The extensive explanation of the translation of the Hebrew text of each psalm is a strength of this commentary. In the main body of the commentary Hebrew appears in parenthesis without transliteration. The method is more or less verse-by-verse, although he occasionally groups verses under a single header. He interacts with a broad spectrum of scholarship in the notes, although there is preference for more conservative writers. There is no separate bibliography for each Psalm (as in the WBC or NICOT). Most of the commentary focuses on the vocabulary of the Psalm, with special attention to the main point of the metaphors chosen. When a Psalm refers to some historical even in the life of Israel, the commentary attempts to use the allusion to understand the text of the Psalm.
Each chapter ends with a short “message and application” of the Psalm. It is here Ross attempts to bridge the gap between ancient Hebrew poetry and contemporary Christian worship with a short application. Pastors will find these conclusions very helpful as they draw on this commentary for sermons. Since Ross began by “paying attention to the text” and done his exegetical work, the “message” of the Psalm is tied directly to the text. Usually there is a single line in italics that functions as a kind of one-sentence application for the psalm.
If there is any messianic element in the Psalm, it appears in this “message and application” section. For example, Psalm 118:22-24 is explicitly messianic in the New Testament (Matt 21:42-44). Ross considered this Psalm a typology of Jesus; the builders are the Pharisees and the kings are the Romans (454). The interpretation of the Psalm, Ross says, but function at two levels because “the Lord Jesus Christ clearly appropriated it to himself” (457). Likewise, Psalm 110 is a “prophecy of the coming victory of the Messiah over the world” (358).
One significant feature of this commentary is a 136 page commentary on Psalm 119. As Ross explains, Psalm 119 has not received the kind of attention it deserves (459). By way of comparison, the excellent NICOT commentary on Psalms devotes only sixteen pages to Psalm 119, but nearly ten of those pages are a translation of the whole Psalm and more than two pages are concerned with the acrostic form and repeated vocabulary. So too Samuel Terrien’s EEC commentary; of the nineteen pages devoted to Psalm 119, twelve are a translation and one is bibliography. Geoff Grogan’s Two Horizons commentary on the Psalms has about six pages on the Psalm. To be fair, Ross has about three times the pages than the NICOT, but a 136 page unit only on Psalm 119 is perhaps the longest attempted study of this psalm is modern biblical studies.

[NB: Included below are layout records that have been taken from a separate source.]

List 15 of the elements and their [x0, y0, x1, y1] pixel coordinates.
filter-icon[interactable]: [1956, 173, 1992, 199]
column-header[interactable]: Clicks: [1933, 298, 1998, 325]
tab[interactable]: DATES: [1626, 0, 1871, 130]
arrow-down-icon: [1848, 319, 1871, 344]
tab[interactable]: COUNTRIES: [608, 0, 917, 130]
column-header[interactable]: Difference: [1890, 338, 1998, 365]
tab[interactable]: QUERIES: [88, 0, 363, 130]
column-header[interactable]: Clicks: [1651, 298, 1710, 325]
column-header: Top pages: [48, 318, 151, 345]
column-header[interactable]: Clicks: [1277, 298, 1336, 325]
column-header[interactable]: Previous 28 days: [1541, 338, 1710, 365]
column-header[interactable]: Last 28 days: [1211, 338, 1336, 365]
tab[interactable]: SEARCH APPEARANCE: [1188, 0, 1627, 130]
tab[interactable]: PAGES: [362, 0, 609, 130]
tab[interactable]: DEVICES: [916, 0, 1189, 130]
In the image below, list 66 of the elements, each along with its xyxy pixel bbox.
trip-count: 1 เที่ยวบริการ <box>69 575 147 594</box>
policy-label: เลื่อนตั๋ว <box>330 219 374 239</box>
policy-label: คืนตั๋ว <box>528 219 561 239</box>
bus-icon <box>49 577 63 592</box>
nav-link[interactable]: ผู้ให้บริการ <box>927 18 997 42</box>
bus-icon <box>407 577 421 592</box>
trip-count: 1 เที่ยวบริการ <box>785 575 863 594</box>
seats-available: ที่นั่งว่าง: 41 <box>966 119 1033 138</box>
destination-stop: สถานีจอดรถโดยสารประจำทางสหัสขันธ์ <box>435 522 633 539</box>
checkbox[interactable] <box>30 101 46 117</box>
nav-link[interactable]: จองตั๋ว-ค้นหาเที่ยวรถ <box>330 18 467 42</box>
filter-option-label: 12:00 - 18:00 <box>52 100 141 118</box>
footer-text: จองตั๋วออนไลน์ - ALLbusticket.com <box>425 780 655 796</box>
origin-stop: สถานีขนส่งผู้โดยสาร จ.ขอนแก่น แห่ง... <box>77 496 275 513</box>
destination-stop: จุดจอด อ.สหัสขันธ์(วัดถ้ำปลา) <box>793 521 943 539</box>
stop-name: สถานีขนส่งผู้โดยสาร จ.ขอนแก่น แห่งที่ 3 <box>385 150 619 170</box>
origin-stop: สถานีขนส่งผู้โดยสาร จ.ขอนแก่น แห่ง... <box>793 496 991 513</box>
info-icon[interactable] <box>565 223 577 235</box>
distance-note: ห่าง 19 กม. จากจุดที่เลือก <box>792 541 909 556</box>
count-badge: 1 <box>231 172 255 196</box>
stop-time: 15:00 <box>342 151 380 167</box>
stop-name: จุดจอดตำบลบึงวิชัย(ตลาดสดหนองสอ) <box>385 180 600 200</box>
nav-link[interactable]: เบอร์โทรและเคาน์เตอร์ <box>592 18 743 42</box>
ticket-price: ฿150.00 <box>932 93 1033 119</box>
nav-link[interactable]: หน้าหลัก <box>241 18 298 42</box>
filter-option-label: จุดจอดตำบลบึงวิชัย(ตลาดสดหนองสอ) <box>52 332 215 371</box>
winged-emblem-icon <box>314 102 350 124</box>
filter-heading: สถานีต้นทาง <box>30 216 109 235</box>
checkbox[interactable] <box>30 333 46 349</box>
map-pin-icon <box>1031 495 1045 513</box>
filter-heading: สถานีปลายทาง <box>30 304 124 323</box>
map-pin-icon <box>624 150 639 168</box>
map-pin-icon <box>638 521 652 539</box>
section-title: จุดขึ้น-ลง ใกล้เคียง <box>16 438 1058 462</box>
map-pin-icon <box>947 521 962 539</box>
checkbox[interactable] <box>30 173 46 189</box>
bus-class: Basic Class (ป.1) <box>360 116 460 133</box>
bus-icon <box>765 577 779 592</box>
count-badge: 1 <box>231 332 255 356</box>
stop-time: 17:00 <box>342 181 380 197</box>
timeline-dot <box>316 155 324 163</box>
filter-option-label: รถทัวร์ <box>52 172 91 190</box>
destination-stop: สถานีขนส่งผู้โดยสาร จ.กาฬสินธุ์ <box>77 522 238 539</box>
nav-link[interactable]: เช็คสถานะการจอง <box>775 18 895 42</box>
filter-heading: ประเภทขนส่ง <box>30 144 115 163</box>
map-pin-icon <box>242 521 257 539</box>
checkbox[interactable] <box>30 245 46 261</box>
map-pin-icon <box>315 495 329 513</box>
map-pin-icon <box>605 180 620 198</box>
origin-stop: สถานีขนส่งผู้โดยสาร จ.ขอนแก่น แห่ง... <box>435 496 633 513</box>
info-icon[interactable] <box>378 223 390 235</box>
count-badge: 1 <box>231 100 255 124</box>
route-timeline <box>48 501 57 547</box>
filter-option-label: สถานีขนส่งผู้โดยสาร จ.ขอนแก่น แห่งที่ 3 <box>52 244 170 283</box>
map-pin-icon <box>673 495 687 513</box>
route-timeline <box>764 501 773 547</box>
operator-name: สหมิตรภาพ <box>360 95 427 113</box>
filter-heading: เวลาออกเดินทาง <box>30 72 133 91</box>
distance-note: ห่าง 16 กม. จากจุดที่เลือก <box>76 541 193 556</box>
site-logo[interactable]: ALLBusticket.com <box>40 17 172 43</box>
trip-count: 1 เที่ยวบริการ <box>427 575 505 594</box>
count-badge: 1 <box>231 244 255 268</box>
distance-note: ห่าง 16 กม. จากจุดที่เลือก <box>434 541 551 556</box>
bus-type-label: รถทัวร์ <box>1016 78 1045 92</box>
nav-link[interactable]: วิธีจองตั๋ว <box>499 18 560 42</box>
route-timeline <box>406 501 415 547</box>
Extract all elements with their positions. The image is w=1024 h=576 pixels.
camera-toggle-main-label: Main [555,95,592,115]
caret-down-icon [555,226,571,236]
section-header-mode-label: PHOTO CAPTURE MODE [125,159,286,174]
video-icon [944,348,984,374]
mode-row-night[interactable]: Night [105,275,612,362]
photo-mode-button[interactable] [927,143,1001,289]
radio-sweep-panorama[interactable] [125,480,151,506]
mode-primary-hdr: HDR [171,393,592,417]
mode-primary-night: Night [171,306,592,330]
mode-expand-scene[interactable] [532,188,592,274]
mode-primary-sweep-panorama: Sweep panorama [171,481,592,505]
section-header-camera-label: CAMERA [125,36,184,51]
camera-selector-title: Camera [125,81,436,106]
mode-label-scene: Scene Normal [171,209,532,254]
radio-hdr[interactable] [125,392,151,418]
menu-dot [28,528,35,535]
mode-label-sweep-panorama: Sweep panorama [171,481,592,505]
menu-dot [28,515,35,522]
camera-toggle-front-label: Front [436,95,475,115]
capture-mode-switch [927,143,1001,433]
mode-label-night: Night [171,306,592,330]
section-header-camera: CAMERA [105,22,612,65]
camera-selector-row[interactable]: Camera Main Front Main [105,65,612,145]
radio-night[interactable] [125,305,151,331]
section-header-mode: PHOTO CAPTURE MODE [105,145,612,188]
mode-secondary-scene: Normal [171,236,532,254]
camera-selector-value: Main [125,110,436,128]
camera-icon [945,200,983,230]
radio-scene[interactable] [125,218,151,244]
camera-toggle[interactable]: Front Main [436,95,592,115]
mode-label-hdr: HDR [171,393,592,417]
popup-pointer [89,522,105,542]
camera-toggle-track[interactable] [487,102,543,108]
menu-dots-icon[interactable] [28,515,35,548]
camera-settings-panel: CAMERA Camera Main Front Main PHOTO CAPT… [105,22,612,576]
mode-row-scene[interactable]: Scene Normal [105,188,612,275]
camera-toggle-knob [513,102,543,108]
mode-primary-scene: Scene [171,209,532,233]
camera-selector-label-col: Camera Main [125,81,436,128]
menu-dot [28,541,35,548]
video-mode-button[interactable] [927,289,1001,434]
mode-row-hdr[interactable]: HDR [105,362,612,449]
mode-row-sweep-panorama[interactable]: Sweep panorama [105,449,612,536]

Ross observes that a quick reading of Psalm 119 may result in the conclusion that it is a “repetitious and random collection of meditations on the Word of God” (462). Yet careful study will show each stanza is a careful meditation with certain themes, and each stanza builds toward a message which must be read from beginning to end. To demonstrate this, Ross offers a short exposition of each stanza as if were a separate Psalm. He includes an exegetical outline and expositional notes along with a “message and application” for each eight verse unit.
Conclusion. Like the other two volumes, Ross’s commentary on Psalms 90-150 is a model for how to read any section of Scripture. Ross’s method is clear and yields fruit that will enhance any sermon or lecture on the Psalms. This commentary would make an excellent addition to any pastor’s library.
NB: Thanks to Kregel for kindly providing me with a review copy of this book. This did not influence my thoughts regarding the work.